The SIGNIS Media Education project consists of bringing together the experience and efforts accumulated in this field around the world , optimally using financial, material and human resources, giving a coherent response to the "avalanche of national and global media ", and institutionalize and form a regional federation of media educators, or media education organizations, which are absent at this time.

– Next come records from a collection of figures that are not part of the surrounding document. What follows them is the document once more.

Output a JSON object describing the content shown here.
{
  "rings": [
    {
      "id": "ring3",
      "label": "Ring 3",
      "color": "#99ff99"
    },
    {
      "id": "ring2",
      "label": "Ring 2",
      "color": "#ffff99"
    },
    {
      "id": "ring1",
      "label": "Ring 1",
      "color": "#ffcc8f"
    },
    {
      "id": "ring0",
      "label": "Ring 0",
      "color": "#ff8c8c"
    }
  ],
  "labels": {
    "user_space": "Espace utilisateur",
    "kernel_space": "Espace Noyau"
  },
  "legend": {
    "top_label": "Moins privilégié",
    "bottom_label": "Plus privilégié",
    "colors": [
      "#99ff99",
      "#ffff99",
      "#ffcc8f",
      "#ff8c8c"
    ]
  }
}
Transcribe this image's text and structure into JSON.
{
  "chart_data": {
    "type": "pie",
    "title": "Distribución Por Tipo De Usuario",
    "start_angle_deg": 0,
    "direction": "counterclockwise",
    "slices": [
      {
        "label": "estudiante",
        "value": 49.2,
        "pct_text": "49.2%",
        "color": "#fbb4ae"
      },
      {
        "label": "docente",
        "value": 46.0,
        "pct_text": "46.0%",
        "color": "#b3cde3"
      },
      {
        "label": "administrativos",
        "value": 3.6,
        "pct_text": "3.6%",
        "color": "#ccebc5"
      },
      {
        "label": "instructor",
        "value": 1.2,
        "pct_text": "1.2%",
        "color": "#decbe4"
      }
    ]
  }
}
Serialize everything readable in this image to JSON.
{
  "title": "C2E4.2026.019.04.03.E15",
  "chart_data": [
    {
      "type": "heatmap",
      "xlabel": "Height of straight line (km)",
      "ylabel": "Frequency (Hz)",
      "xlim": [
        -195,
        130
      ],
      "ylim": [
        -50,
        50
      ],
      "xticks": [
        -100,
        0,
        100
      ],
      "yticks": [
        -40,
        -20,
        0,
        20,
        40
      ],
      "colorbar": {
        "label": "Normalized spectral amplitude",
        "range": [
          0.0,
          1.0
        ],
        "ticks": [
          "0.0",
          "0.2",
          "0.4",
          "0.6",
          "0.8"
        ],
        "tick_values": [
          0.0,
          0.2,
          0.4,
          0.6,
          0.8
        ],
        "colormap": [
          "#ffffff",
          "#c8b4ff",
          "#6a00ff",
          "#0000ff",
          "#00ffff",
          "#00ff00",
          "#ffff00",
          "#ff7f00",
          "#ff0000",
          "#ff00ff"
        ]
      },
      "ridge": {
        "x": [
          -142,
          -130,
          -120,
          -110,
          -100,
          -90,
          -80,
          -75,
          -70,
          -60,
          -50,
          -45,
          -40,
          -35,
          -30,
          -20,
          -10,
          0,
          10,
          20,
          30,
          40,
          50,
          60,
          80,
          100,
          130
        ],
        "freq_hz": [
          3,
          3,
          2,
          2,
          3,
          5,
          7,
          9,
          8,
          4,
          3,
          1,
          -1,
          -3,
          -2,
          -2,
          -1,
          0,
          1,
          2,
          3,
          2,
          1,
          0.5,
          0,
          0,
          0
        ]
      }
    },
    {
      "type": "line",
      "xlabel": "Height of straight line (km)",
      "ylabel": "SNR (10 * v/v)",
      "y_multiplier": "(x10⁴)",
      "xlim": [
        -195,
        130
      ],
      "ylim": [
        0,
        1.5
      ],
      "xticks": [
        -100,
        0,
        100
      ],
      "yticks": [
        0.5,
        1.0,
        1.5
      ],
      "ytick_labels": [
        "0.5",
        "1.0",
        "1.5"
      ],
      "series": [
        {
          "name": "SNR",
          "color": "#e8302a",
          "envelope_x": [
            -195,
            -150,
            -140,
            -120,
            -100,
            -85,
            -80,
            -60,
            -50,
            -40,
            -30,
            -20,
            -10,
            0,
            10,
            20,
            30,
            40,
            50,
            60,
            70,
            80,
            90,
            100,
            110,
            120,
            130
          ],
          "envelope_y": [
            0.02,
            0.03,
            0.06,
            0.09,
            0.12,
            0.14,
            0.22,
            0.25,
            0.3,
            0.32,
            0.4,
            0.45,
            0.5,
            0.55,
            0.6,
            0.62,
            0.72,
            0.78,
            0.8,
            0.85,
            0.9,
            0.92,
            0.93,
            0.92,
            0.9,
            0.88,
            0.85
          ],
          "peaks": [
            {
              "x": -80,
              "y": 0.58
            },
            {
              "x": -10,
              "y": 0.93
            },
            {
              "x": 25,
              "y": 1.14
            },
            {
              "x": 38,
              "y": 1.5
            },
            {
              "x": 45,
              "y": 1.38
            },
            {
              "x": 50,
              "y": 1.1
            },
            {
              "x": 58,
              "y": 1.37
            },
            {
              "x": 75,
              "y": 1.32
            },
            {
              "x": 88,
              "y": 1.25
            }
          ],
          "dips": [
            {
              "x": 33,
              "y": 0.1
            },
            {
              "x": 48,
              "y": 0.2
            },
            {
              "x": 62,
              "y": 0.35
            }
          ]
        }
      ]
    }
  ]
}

SIGNIS 'predecessors, Unda and OCIC, had a long tradition in this field. In the 1950s, for example, OCIC's father Leo Lunders was one of the founders of the International Film Center for Children and Young People (CIFEJ); In the 1960s and 1970s, organizations supported the DENI Plan initiative in Latin America, and from 1989 to 2001 Unda produced the Educomunicación magazine.
One of the outcomes of media education should be an educated person who can create their own media statements , feed back to media producers, and actively exercise their rights as a democratic citizen. So it is understandable that this work has become a SIGNIS priority.
How was the historical evolution of Media Education at SIGNIS?
Media education initiatives: national and regional presentations
- GNME: approved in principle
- Regional Workshop (Summit) on ME - KIV
- Summit on media education at the next world congress in 2009 - KIV
SIGNIS VJ program launched by Lawrence John Eljay is presented
Pacific, Children's Rights in Actions, Media Ed: ideas, practices and perspectives,
Bridge of culture and religion through media literacy, Children making means for peace
The SIGNIS VJ (CommLab) program was absorbed by the newly formed Media Education Desk as a global training program for young communicators.